Like even just for programming. I just had an AI instrument my app for tracing, something I wanted to do for a while, but I didn't know how to do and didn't feel like figuring out how to do it. That's not work we were likely to hire someone to do or that would ever get done if the AI wasn't there. It's a small thing, but small things add up.

It is not some very explicit threshold beyond which AI will take job but before it won't. What's already happening is long drawn attrition where tools at different level of code, low code , no code will keep creeping up. And it will start with people are not respected or valued for their work, so they can leave, once left, they will not be replaced or replaced lower skilled folks and at some point that position stop existing altogether.

In a way it is nothing new but natural progression of technology. It is increasing pace of change that is different. Can a person learn some skills by their 20s and apply productively throughout their lifetime? Now at this point it is so thoroughly untrue that I'd be laughed out if I asked for such thing. We are told to up skill few times in career to up-skilling continuously.

As changes are getting faster and faster more people are gonna fall wayside and of course they can blame themselves for their predicament.

  • > And it will start with people are not respected or valued for their work, so they can leave, once left, they will not be replaced or replaced lower skilled folks and at some point that position stop existing altogether.

    Automation changed farming for the worse? Farmers today are not respected / valued for their work? Farmers were replaced with low skilled labor?
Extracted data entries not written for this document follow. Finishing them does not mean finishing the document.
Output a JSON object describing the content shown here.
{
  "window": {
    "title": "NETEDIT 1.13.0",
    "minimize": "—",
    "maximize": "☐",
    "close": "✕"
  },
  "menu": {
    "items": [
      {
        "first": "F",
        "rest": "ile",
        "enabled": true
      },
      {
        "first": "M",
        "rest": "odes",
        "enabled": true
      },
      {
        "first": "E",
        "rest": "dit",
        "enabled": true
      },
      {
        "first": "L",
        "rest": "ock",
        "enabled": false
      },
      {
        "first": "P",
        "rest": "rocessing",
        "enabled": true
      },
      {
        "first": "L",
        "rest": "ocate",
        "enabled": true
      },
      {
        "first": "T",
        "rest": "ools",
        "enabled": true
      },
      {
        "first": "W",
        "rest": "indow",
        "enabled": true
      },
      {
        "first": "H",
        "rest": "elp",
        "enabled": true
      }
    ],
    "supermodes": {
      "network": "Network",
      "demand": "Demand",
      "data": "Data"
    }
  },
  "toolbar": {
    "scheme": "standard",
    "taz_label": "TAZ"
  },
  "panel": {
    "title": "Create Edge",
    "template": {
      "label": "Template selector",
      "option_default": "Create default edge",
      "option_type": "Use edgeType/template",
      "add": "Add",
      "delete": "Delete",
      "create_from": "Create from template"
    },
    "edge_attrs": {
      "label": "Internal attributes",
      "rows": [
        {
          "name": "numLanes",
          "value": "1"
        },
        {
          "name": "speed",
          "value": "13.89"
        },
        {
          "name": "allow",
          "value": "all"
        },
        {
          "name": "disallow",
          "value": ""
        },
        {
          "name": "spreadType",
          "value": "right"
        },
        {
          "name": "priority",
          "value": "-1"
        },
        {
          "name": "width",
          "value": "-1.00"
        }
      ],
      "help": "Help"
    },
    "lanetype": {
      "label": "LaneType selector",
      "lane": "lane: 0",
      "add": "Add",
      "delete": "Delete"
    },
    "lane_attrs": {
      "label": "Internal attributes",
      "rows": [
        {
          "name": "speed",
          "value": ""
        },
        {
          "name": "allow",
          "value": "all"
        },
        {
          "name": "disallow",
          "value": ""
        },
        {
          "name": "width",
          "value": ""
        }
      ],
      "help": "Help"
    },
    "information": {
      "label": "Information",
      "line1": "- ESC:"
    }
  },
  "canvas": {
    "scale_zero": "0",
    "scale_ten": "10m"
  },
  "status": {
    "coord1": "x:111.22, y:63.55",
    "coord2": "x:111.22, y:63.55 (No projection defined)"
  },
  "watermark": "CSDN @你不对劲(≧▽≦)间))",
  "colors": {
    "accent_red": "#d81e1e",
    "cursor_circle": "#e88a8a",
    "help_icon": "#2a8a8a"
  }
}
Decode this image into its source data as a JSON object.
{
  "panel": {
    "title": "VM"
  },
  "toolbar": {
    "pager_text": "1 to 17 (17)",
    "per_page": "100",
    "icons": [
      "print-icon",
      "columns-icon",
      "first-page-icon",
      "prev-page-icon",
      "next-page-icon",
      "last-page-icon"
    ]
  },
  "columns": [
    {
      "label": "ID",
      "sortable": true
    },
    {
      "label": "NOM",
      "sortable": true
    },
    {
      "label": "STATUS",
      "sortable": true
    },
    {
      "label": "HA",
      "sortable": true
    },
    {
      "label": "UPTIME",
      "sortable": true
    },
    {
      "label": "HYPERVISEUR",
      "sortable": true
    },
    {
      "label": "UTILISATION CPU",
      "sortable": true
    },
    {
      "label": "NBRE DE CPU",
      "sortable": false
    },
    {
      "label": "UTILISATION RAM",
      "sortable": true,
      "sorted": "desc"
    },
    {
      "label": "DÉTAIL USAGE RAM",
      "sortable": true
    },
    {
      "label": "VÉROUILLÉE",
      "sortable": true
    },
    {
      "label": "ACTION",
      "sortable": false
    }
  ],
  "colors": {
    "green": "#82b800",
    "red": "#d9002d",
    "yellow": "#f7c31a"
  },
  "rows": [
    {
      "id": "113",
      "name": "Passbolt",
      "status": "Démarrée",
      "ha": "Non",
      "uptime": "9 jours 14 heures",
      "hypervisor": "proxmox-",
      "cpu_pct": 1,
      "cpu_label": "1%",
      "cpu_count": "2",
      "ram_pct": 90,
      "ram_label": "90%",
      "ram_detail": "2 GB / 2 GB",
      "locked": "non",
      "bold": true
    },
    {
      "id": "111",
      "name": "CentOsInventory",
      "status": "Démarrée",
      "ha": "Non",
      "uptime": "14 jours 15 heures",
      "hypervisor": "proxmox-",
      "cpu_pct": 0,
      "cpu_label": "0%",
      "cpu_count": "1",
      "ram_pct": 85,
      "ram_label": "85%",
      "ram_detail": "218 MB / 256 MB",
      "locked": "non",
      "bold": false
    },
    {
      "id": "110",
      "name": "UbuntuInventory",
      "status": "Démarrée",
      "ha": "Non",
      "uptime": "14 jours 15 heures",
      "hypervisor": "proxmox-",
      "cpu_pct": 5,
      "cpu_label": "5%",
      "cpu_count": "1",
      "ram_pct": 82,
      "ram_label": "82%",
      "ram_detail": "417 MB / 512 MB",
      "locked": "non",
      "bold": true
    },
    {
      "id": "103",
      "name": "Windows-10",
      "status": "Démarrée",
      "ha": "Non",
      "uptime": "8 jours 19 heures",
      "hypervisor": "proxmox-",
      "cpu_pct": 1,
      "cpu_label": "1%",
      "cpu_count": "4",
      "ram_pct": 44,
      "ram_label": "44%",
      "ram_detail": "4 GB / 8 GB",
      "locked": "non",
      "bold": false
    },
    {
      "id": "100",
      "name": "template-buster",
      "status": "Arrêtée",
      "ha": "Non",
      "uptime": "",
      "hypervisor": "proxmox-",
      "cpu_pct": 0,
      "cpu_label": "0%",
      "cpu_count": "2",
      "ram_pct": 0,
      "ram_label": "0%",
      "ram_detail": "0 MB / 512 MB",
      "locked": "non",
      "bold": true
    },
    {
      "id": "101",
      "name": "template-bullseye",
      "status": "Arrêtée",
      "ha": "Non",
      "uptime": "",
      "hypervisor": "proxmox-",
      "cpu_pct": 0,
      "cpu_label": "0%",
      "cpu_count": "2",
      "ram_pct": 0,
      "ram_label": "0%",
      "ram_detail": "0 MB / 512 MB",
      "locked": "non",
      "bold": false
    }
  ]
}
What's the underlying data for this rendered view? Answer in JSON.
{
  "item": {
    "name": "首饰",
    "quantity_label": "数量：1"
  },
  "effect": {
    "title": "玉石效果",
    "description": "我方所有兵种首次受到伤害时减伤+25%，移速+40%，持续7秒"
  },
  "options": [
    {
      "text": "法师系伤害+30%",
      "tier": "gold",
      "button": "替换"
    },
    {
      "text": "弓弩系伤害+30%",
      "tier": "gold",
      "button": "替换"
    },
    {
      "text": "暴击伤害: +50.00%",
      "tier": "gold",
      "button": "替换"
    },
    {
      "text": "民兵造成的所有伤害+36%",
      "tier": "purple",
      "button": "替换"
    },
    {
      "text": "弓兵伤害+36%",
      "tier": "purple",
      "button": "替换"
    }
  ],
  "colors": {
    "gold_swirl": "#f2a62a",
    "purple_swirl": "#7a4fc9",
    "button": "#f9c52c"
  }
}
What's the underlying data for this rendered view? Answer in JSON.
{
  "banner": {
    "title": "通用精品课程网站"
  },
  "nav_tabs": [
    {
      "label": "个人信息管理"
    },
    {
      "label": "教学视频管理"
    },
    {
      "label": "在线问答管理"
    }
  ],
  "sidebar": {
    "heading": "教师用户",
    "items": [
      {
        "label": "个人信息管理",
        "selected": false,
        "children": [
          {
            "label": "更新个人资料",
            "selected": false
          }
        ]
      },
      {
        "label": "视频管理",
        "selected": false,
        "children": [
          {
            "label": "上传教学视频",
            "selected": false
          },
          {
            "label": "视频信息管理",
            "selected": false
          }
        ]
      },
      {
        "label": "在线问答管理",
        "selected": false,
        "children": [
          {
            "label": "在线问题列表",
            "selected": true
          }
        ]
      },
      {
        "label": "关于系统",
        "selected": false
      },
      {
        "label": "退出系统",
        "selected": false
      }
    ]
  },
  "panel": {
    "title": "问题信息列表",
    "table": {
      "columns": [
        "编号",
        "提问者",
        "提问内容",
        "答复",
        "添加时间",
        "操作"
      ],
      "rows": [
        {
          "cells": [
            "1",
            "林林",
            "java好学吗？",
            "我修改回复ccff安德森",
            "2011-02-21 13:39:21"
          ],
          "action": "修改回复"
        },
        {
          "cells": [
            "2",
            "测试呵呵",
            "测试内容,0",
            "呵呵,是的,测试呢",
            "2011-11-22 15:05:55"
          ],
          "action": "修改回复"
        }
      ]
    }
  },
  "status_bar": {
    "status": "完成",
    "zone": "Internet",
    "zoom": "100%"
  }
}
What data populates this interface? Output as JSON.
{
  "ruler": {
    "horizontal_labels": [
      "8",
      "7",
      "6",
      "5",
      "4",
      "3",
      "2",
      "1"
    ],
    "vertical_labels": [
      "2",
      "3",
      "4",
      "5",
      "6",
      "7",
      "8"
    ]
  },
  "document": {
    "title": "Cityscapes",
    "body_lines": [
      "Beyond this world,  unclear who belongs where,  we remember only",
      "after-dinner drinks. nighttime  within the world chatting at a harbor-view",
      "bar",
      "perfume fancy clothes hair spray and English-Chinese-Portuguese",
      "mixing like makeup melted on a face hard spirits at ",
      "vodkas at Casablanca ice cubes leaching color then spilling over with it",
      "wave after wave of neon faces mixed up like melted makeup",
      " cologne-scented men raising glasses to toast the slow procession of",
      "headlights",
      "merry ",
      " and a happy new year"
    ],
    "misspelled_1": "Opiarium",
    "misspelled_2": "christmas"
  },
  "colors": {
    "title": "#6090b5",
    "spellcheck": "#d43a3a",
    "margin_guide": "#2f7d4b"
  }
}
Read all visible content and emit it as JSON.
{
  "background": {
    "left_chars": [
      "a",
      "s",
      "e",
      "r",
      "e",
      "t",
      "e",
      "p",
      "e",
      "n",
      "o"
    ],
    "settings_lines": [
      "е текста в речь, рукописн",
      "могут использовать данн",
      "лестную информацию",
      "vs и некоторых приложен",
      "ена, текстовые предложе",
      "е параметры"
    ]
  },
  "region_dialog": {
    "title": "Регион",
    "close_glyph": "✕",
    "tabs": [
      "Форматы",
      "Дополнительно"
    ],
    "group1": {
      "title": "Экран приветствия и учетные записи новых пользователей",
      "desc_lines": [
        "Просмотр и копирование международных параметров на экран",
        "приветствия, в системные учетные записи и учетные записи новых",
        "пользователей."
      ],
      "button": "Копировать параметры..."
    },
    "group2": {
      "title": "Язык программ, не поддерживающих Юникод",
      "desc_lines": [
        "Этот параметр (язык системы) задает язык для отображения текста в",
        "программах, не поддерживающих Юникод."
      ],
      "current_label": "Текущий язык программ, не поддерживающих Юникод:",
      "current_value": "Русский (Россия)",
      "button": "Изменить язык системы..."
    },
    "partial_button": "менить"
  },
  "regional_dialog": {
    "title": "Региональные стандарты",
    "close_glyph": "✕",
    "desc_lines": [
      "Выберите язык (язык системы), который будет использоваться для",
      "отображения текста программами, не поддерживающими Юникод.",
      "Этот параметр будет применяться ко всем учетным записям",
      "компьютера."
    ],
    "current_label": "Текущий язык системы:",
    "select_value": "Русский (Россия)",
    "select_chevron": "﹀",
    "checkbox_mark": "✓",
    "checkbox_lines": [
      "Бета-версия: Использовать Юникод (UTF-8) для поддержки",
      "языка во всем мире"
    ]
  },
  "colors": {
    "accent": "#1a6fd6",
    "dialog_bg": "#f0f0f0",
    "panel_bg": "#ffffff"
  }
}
Do you think the job of a farmer (aka "food grower") will stop existing?

    I do not predict future only look at what happened in the past and my answer to each question above about farming is the opposite what your comment would imply if it was applied to farming.

    • Your point is about as good as saying that "Is my life worse off at home since I can clean whole area in 30 min of mild effort with my cordless vacuum cleaner where as manual broom would've taken me at half day of hard work?"

      Of course my life is bit better as I saved few hours on weekend as owner of house and a vacuum cleaner.

      But my life as worker is worse in last 10 years as knowledge of developing large complex applications is not valuable because we are in Next Gen Cloud native era where one application will not contain more than 5 functions anyway. Even if I claim I can write better maintainable, performance code , the employer directly or indirectly says "Well we don't care, we need you to complete these 10 JIRAs in this sprint" And only answer they take from me is yes.

    • > Farmers today are not respected / valued for their work?

      Pretty much most of them feel underpaid for the amount of hard work and I hear they're having problem recruiting younger people to the business, so many foreigners take those jobs.

    • And the invention of AGI will have the same impact as the electricity, i mean, they're both inventions, right ? I can't wait for all these billions of new full time jobs coming to replace the current ones.

      Farmers couldn't be replaced by low skill labor because they are low skill.

      Farmer didn't stop existing, but we went from 80% of the population farming is to 1-10%. If farming automation had happened in 1800 when 80% of the workforce was working in agriculture, it'd have been a cataclysm.

      I'm pretty sure there is a slight widespread lack of respect for software engineers, mainly offset by their high salaries. Wait and see once vibecoding becomes the new norm.

      And for software engineers, yeah, automation will wreck their jobs and their paychecks because software engineering's higher speed limit in efficiency is the speed of light, not a tractor's.